Last Week: 2-2
I picked (guessed?) right on both AFC games last week. Unfortunately, my picks for both NFC games were way off, much like every pass Eli Manning threw against the Eagles. If Philly had slow defensive backs that were constantly out of position, they would have ended up with around 29 interceptions last Sunday. Luckily, Eli’s sorry excuse of a game on Sunday was greatly overshadowed by Jake Delhomme’s drunken sleepwalk of a game on Saturday. Have you seen the commercials for Taken, the new Liam Neeson movie? That look his daughter has on her face when she’s hiding under the bed after the kidnappers break into her room is the exact same look Delhomme had before every snap of that game. I thought he was going to collapse into the fetal position and just lay there until the time ran out. I’m sure he’s more than happy to be sitting at home in a dark room while this week’s games are being played. With that said, let’s get to the picks.
ARI 23 PHI 18 – I can’t believe this is happening. I’m picking the Arizona Cardinals to go to the Super Bowl. Yes, the same Arizona Cardinals that have 96-year-old Kurt Warner at quarterback and 89-year-old Edgerrin James at running back. The same Arizona Cardinals that have been an abysmal abomination of a team for the past five or six decades. The same Arizona Cardinals that almost named their stadium "The Pink Taco". So why am I picking them? Well, I really only have one good reason.
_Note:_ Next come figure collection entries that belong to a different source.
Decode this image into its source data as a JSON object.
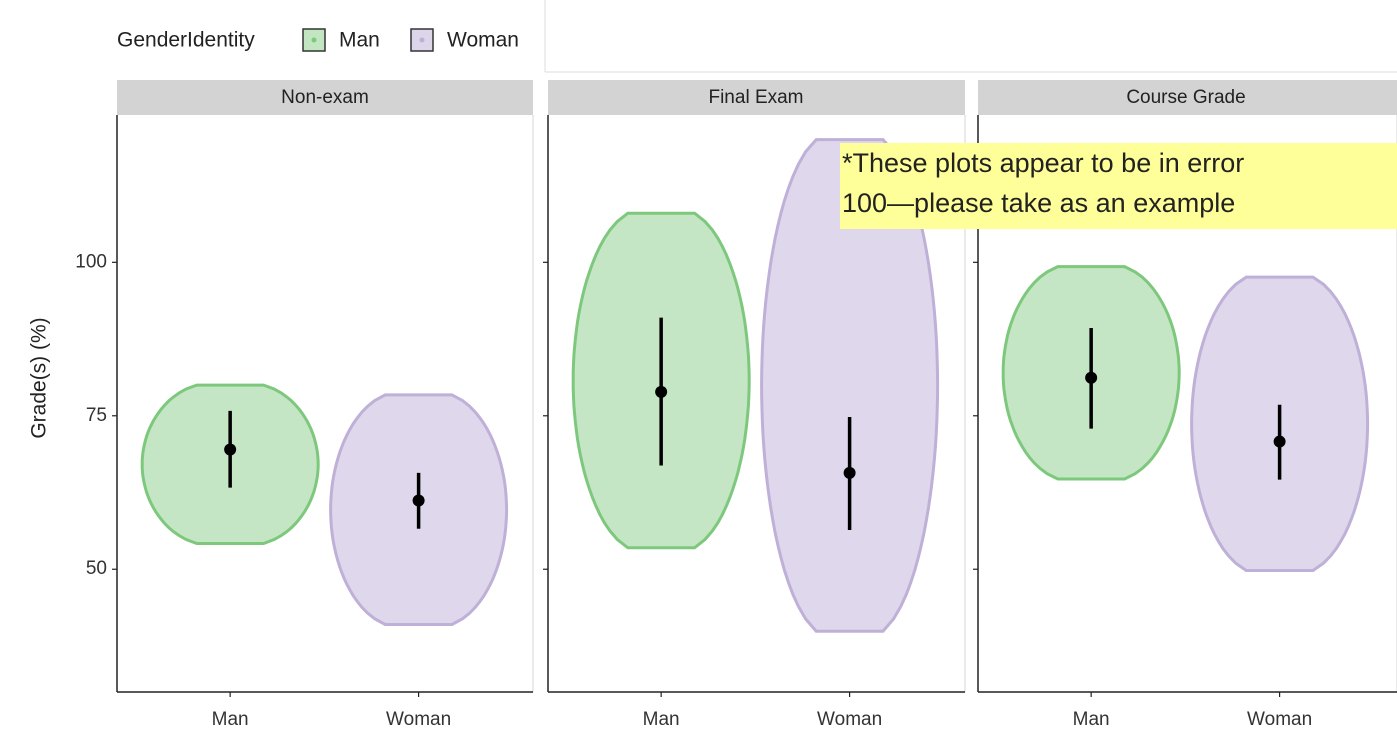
{
  "chart_data": {
    "type": "violin",
    "legend_title": "GenderIdentity",
    "ylabel": "Grade(s) (%)",
    "ylim": [
      30,
      124
    ],
    "yticks": [
      50,
      75,
      100
    ],
    "annotation": [
      "*These plots appear to be in error",
      "100—please take as an example"
    ],
    "series": [
      {
        "name": "Man",
        "color": "#c2e5c2",
        "edge": "#7dc87d"
      },
      {
        "name": "Woman",
        "color": "#ddd5ea",
        "edge": "#bfb0d8"
      }
    ],
    "panels": [
      {
        "title": "Non-exam",
        "categories": [
          "Man",
          "Woman"
        ],
        "means": [
          69.5,
          61.2
        ],
        "lower": [
          63.3,
          56.6
        ],
        "upper": [
          75.8,
          65.7
        ],
        "min": [
          54.2,
          41
        ],
        "max": [
          80,
          78.4
        ]
      },
      {
        "title": "Final Exam",
        "categories": [
          "Man",
          "Woman"
        ],
        "means": [
          78.9,
          65.7
        ],
        "lower": [
          66.9,
          56.4
        ],
        "upper": [
          91,
          74.8
        ],
        "min": [
          53.5,
          39.9
        ],
        "max": [
          108,
          120
        ]
      },
      {
        "title": "Course Grade",
        "categories": [
          "Man",
          "Woman"
        ],
        "means": [
          81.2,
          70.8
        ],
        "lower": [
          72.9,
          64.6
        ],
        "upper": [
          89.3,
          76.8
        ],
        "min": [
          64.7,
          49.8
        ],
        "max": [
          99.3,
          97.6
        ]
      }
    ]
  }
}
I know the Cards have been playing well, finally figuring out how to run the ball and play defense, and I know they have two of the best receivers in the league, but that’s not why I’m picking them. The only good reason I have for picking Arizona is because I watched the Eagles TIE the Bengals earlier this season. I know I have talked about this before, but I cannot stress how disgusting that game was. No matter how many great games the Eagles have played since then or how amazing Donovan McNabb has been in the playoffs, I cannot pick a team to play in the Super Bowl when they couldn’t beat the Bengals in essentially a five-quarter game. The game was a disgrace to the sport of football, and it would be a bigger disgrace if the Eagles were allowed to play for the championship.
BAL 21 PIT 17 – Let me get the pick out of the way first. I have a gut feeling that the Ravens are going to win this game. I think Ben Rothlisberger is overrated and I think the Ravens defense is hostile enough, hungry enough, and experienced enough to win this one on the road. With that said, I am thoroughly repulsed at the idea of watching this game and knowing that one of these teams will play in the Super Bowl. I hate both of these teams about as much as Jack Nicholson hates his wife in The Shining. In my pick for a Steelers-Ravens game earlier this year, I stated that I would prefer a meteor to land square on the field at some point during the first half. I stand by this statement. If something horrible happened to these teams, I wouldn’t even try to hide my excitement. People around me would be appalled as I danced with glee. And if that doesn’t sufficiently express my hatred, then perhaps this will. Remember towards the end of The Dark Knight when the Joker rigged those two ferries with explosives? He gave each ferry the detonator that would set off the other ferry's bombs, and watched to see which would have the guts to blow the other one up first. It turns out that no one on either boat has the onions to turn the detonator key and carry the burden of exploding the other. However, if I were on one of those ferries, and the Ravens and Steelers were all on the opposite one, I would grab that detonator, turn the key, and then run to the window to watch. That may sound demented and wrong, but it’s the truth. As Alfred would say, “Some people just want to see the world burn.” When it comes to Steelers and Ravens, I guess I’m one of those people. Glad we could end on a happy note.